EMI -- the world's third-largest music label and home to the Rolling Stones, Norah Jones, Coldplay and Kylie Minogue -- said on Monday that it was responding to an overwhelming demand from music buyers who want the ability to download tracks onto different devices.
Analysts said the deal with Apple was a bold move from London-based EMI that would be closely watched, and then almost certainly followed by the three other music majors -- Sony BMG Music Entertainment, Universal Music Group and Warner Music.
"This is a message to the industry as a whole about where the digital market is going in the future," Ovum senior analyst Carl Gressum said.
The iTunes Web site will be the first online retail outlet to sell the new "premium" package from EMI, which will offer all the record company's online content without restrictive anti-piracy software, known as DRM, and with enhanced sound quality.
Despite feverish speculation ahead of Monday's announcement, however, the Beatles will remain off-line, in the absence of an agreement with the Fab Four's music company Apple Corps Ltd to allow their music on any Internet music services, including iTunes.
The Apple site will offer the new premium tracks alongside the existing "standard" tracks, charging an extra 30 percent for the singles.

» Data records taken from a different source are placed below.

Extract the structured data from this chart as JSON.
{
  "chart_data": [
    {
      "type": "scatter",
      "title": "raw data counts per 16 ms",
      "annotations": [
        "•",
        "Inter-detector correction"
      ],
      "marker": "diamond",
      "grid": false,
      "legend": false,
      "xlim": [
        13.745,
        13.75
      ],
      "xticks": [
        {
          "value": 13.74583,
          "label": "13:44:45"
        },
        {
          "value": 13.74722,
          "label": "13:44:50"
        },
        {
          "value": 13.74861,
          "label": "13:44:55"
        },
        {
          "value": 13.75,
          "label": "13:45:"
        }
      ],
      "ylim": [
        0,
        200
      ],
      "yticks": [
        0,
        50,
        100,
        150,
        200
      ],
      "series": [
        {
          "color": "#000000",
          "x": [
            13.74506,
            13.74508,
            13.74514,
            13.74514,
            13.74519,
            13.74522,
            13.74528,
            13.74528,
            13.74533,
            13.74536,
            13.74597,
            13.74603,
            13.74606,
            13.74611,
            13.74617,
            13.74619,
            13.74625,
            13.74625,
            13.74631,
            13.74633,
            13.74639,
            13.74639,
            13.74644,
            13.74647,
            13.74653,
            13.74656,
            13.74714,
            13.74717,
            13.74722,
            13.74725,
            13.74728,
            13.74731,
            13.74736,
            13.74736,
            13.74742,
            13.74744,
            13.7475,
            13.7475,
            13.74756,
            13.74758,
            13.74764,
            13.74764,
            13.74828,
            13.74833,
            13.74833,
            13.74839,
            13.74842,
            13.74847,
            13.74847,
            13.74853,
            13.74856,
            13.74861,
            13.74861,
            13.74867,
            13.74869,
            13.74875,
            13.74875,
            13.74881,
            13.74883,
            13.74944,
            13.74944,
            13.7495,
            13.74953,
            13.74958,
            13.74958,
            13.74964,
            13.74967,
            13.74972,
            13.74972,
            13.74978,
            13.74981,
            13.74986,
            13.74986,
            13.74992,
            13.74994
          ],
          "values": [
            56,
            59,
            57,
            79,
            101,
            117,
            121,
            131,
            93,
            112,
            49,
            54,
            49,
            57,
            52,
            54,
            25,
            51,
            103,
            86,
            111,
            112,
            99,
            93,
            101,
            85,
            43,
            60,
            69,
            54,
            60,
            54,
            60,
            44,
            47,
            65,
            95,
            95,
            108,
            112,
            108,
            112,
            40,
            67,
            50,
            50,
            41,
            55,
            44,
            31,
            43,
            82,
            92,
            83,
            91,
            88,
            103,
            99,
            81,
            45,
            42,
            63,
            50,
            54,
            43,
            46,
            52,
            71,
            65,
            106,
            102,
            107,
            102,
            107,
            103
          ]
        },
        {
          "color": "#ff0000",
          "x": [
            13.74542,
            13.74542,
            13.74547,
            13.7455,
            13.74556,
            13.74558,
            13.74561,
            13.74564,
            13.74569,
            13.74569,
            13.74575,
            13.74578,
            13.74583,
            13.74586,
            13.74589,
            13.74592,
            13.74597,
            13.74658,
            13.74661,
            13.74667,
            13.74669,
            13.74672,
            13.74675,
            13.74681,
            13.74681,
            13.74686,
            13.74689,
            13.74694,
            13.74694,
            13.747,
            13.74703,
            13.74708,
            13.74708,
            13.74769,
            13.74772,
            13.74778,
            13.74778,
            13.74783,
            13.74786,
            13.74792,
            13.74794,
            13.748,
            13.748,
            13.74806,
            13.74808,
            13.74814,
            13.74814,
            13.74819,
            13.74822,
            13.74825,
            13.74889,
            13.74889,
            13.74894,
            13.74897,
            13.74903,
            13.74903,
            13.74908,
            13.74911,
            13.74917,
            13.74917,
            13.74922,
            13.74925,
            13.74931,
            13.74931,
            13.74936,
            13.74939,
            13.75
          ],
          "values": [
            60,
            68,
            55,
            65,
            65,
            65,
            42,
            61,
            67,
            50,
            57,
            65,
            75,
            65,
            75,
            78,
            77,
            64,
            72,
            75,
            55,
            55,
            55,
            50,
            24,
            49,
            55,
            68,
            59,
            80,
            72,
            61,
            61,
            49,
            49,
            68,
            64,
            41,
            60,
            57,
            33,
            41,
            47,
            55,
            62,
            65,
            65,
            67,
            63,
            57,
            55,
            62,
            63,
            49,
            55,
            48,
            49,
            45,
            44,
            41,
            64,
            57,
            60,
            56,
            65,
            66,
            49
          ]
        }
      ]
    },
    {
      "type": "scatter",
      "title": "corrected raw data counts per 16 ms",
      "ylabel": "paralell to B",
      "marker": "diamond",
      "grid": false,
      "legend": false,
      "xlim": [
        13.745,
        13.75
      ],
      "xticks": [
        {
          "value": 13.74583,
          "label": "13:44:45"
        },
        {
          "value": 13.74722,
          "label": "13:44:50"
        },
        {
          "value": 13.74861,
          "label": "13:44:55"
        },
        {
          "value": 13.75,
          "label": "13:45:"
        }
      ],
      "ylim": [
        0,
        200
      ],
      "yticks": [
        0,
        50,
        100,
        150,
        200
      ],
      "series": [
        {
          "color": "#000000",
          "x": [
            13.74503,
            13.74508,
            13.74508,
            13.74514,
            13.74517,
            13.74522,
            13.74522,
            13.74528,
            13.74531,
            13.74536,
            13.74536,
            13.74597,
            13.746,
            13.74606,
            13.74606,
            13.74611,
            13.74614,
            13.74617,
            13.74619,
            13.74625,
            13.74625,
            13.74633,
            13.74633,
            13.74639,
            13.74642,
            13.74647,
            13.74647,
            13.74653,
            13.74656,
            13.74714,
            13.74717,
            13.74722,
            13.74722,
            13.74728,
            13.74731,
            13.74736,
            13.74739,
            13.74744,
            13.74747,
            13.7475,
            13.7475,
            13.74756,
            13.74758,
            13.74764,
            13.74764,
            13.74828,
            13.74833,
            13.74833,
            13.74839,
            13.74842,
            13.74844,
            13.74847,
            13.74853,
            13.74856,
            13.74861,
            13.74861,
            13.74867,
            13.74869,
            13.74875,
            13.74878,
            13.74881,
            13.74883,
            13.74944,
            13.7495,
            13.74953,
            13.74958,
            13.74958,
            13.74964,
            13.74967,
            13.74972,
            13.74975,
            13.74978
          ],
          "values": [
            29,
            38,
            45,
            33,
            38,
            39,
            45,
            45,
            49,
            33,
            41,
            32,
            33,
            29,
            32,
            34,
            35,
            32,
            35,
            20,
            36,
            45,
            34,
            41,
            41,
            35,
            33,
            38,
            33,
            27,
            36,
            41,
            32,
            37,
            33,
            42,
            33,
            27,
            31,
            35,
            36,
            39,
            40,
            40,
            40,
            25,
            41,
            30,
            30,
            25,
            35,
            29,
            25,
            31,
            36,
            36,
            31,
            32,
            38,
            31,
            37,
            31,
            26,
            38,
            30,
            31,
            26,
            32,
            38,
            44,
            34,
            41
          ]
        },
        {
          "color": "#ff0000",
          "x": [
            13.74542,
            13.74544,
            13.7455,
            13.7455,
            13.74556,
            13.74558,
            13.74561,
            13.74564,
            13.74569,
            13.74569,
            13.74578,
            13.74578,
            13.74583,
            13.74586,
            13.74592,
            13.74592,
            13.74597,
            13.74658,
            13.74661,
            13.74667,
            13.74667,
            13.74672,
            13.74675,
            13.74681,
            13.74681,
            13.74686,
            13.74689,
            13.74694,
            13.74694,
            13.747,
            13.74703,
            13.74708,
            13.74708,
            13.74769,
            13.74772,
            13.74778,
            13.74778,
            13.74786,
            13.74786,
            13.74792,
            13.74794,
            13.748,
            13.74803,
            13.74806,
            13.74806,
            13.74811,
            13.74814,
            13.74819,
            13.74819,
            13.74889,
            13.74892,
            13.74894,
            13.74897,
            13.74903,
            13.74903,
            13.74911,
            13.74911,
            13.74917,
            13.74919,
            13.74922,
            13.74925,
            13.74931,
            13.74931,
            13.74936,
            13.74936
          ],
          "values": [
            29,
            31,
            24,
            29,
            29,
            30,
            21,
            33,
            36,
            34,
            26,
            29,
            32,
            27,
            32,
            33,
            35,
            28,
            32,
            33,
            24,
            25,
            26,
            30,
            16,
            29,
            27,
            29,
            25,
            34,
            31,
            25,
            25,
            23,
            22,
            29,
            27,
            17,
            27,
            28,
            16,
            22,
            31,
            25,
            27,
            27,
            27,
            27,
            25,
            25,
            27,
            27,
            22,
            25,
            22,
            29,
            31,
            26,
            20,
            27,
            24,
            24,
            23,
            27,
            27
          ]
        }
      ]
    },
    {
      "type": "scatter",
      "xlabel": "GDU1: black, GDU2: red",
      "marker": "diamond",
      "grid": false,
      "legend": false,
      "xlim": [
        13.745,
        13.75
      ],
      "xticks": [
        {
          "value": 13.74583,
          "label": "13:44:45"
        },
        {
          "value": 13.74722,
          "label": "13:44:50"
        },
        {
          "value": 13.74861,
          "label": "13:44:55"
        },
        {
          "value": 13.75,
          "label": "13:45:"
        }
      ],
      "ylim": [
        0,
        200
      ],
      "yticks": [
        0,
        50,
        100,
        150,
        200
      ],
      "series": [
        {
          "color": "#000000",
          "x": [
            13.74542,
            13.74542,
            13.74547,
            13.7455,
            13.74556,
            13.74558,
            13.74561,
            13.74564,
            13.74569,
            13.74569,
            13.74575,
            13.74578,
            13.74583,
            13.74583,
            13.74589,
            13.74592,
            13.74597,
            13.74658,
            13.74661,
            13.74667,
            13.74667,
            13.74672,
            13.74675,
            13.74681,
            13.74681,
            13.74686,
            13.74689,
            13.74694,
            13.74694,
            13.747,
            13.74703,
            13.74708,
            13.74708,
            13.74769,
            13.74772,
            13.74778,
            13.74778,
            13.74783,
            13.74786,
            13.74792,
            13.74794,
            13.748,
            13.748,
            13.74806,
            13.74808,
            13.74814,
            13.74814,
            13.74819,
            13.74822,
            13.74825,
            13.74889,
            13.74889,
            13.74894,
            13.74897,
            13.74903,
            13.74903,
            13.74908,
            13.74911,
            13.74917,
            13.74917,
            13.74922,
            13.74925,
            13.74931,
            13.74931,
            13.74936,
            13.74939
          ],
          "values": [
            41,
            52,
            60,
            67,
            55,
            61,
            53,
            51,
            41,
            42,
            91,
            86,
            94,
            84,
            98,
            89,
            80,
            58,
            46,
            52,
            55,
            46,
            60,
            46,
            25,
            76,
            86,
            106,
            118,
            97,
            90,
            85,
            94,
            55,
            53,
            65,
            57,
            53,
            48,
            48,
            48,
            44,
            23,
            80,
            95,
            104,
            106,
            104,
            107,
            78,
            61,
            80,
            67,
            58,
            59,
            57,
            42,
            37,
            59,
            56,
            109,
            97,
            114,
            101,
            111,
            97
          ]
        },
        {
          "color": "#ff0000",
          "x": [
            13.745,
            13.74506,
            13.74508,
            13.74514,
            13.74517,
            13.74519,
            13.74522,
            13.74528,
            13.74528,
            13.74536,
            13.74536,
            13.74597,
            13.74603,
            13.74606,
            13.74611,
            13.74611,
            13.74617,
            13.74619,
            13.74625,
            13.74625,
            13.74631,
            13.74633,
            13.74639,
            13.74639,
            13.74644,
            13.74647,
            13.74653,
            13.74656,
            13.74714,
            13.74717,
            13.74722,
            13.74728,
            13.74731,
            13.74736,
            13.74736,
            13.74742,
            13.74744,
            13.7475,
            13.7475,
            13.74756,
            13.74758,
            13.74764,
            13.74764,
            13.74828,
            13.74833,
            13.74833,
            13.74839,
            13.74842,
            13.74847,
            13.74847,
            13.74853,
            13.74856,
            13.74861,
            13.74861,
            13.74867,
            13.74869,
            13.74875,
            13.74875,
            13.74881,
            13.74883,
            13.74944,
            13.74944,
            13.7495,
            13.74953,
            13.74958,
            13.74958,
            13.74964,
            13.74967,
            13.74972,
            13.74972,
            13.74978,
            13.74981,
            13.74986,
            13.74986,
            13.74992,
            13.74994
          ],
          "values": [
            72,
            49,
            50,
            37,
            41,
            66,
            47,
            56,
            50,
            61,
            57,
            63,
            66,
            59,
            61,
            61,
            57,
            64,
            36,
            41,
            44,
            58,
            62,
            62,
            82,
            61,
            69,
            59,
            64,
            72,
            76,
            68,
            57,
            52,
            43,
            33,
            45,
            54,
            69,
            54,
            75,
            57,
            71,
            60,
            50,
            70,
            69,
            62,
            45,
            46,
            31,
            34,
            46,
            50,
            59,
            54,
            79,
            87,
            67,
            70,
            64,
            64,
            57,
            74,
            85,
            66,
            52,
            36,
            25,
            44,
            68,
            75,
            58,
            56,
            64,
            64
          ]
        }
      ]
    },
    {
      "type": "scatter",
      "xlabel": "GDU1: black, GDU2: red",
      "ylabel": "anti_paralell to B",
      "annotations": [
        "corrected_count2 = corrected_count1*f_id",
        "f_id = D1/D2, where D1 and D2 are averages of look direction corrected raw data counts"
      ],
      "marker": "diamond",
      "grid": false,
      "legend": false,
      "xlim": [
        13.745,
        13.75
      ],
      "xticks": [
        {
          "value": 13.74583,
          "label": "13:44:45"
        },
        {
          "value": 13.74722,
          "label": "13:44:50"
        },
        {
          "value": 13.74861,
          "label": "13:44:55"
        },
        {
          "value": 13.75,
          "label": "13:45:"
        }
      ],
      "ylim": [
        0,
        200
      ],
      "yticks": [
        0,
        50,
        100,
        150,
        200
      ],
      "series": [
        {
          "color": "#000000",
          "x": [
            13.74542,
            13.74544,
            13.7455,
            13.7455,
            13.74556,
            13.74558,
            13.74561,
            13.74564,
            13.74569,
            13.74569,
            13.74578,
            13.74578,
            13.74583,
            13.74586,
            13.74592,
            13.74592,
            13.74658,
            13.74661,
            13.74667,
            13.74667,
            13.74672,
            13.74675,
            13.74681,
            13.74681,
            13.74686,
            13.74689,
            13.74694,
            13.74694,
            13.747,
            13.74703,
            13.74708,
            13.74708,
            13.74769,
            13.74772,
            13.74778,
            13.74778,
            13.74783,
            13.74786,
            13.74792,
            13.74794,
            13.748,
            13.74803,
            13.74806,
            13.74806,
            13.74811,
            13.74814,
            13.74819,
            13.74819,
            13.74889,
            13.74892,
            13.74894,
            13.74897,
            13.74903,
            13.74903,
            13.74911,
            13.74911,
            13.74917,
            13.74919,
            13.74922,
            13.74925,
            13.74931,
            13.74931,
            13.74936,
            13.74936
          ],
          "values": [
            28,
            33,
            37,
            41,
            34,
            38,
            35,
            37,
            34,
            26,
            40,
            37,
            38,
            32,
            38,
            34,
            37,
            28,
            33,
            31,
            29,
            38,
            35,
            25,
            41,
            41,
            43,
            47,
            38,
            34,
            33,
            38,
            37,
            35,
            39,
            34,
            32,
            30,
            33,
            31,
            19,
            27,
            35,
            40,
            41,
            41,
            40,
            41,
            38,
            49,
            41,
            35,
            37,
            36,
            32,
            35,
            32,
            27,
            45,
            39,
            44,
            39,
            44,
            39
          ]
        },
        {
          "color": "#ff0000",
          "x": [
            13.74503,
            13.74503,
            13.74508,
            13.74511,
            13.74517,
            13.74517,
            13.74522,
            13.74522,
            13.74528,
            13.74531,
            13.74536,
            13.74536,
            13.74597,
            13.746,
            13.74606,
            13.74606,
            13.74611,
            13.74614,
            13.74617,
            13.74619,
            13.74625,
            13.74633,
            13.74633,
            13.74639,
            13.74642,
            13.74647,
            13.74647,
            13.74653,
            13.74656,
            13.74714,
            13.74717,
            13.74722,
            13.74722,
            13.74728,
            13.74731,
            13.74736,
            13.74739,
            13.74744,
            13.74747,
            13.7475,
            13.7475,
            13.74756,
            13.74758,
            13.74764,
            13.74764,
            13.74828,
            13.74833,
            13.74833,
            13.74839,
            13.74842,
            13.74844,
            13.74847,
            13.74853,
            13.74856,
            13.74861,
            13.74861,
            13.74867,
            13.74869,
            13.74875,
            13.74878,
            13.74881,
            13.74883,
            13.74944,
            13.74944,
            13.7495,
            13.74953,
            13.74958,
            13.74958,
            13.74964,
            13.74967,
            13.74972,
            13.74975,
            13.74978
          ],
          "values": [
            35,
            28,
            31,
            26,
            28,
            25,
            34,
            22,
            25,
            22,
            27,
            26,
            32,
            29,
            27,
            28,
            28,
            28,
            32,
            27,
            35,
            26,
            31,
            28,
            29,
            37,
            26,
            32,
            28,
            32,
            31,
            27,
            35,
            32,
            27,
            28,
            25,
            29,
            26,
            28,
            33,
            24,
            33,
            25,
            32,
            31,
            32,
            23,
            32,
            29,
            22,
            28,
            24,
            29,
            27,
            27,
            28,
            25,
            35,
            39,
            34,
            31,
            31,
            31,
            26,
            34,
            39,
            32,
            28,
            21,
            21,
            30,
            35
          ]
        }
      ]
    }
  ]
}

Albums will be offered in both formats at the same price.
"Consumers tell us overwhelmingly that they would be prepared to play a higher price for digital music that they could use on any player," EMI chief executive Eric Nicoli said. "It is key to unlocking and energizing the digital music business."
Analysts suggest that an across-the-board lifting of the software restrictions could boost sales of online music, which currently account for around 10 percent of global music sales.
While iTunes will be the first to offer the DRM-free downloads, EMI has not signed an exclusive deal with Apple. Nicoli stressed that the company's catalog would be made available in the same way on other sites.
"I expected it to be an exclusive six or 12-month deal, but they didn't choose the security blanket and that's a good thing for the industry,'' said James McQuivey, an analyst at Forrester Research.
Apple chief executive Steve Jobs, who has been lobbying for months for record companies to remove the DRM software, said he hopes to offer half the tracks currently available on iTunes in a DRM-free format by the end of the year, indicating he expects other recording companies to follow suit.
"Doing the right thing for the customer going forward is to tear down the walls that impede interoperability," he said, but declined to comment specifically on whether he had held discussions with the other major players.
McQuivey said that he expected to see announcements from several independent labels in the coming months with the remaining big three likely to follow suit in six to 12 months.
Gressum said an industrywide increase in downloads of higher quality tracks could be a boon for Apple because consumers would likely need to buy devices that had more storage capacity.
Analysts said the only disappointment to an otherwise well-received deal was the absence of the Beatles catalog.
The situation was exacerbated by a long-running trademark dispute between Apple Inc and Apple Corps. That legal feud was resolved in February when the two companies agreed on joint use of the apple logo and name.
But Nicoli said no agreement had been reached on the Beatles catalog, saying only that EMI was "working on it."